Per fatto personale, nell’anniversario dell’assassinio di Massimo D’Antona, sindacalista assassinato dal terrorismo rosso. Oggi molti lo hanno ricordato, a partire dal presidente della Repubblica Mattarella ed è doveroso rendere omaggio alla sua memoria. E oggi come allora associo quel delitto alla mia mente, perché i suoi assassini volevano anche la mia testa. E dopo quell’assassinio mi beccai la scorta, per sette lunghi anni. E grazie agli amici di 7colli per avermi rammentato quei fatti di allora.
Una dei componenti la banda che ne decide attuò la sentenza di morte fu Federica Saraceni, passata alle cronache recenti per il reddito di cittadinanza percepito…

La brigatista col reddito di cittadinanza

Lo sanno quelli che oggi parlano di D’Antona che la signora prende ancora il sussidio di Stato?

A settembre scorso ci fu scandalo, e chi ha buona memoria ricorda ancora le parole di Olga D’Antona, vedova della vittima di quel nucleo brigatista. Per l’immoralità di quel sussidio. Che non è ancora stato revocato.

Era il 1999. Io ricoprivo un incarico istituzionale – presidente della commissione di vigilanza Rai – e uno politico, alla guida della federazione romana di Alleanza Nazionale. La federazione del partito si trovava in via Po e l’attentato a D’Antona avvenne a pochi metri, girato l’angolo. Enorme il numero delle vetture di polizia che arrivarono da quelle parti.

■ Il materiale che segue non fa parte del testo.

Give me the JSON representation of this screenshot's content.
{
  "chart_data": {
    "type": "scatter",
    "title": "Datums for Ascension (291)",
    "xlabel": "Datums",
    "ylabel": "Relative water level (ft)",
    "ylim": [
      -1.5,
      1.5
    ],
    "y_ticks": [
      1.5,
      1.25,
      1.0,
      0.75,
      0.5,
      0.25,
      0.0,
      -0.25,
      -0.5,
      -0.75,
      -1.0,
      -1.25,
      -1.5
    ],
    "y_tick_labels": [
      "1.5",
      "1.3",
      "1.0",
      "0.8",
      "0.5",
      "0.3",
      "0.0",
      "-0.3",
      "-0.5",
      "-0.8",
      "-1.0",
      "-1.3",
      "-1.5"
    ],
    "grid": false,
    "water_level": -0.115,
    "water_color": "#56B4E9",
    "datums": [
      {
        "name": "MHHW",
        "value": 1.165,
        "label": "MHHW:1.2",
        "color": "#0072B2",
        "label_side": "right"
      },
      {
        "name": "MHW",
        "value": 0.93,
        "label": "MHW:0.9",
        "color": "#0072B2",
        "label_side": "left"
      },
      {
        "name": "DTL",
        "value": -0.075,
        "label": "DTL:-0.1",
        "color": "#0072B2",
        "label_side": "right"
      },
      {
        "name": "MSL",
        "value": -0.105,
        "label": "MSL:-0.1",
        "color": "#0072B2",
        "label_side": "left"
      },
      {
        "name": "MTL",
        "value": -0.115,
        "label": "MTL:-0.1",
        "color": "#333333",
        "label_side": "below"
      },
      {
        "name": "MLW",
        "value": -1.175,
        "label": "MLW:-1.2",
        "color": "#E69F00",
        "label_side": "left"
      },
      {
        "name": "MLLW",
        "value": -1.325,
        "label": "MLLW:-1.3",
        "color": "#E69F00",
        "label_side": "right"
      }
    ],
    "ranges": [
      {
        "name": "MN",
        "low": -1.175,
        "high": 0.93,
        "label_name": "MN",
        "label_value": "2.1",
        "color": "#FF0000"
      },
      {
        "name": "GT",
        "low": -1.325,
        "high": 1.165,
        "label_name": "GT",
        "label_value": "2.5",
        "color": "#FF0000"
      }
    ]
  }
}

Ebbene, il giorno successivo un articolo sulla prima pagina de Il Giornale, scritto da Mario Cervi: “Ecco le prossime vittime delle Brigate Rosse”, o una cosa del genere. C’era proprio il mio nome.

Quella notizia sulla prima del Giornale e la scorta…

Ovviamente, non fu una bella notizia. Da quel giorno vissi sotto scorta per sette lunghi anni, perché nel covo della Saraceni e dei suoi complici c’era anche il mio nome come bersaglio. Me lo confermarono sia il ministro Iervolino che l’allora capo della Polizia Masone.

Non ci avevo più pensato, nemmeno tentai una costituzione di parte civile, l’incoscienza del militante politico probabilmente ti porta a sottovalutare il pericolo. Però, ascoltando ancora una volta le commemorazioni di oggi, l’indignazione sale. Ti prende un senso di ingiustizia. Perché una delinquente che ammazzava il nemico non può meritare comprensione dallo Stato.
Per carità, avevano il mio nome e quelli di altri quattro da eliminare e magari non avrebbero fatto nulla. Però avrebbero potuto. E dal Parlamento mi sarei aspettato un gesto immediato di riparazione. Con la revoca del sussidio dello Stato che combattevano a mano armata.

Ma a quanto pare quell’assegno non si può toccare. Vero, presidente Tridico?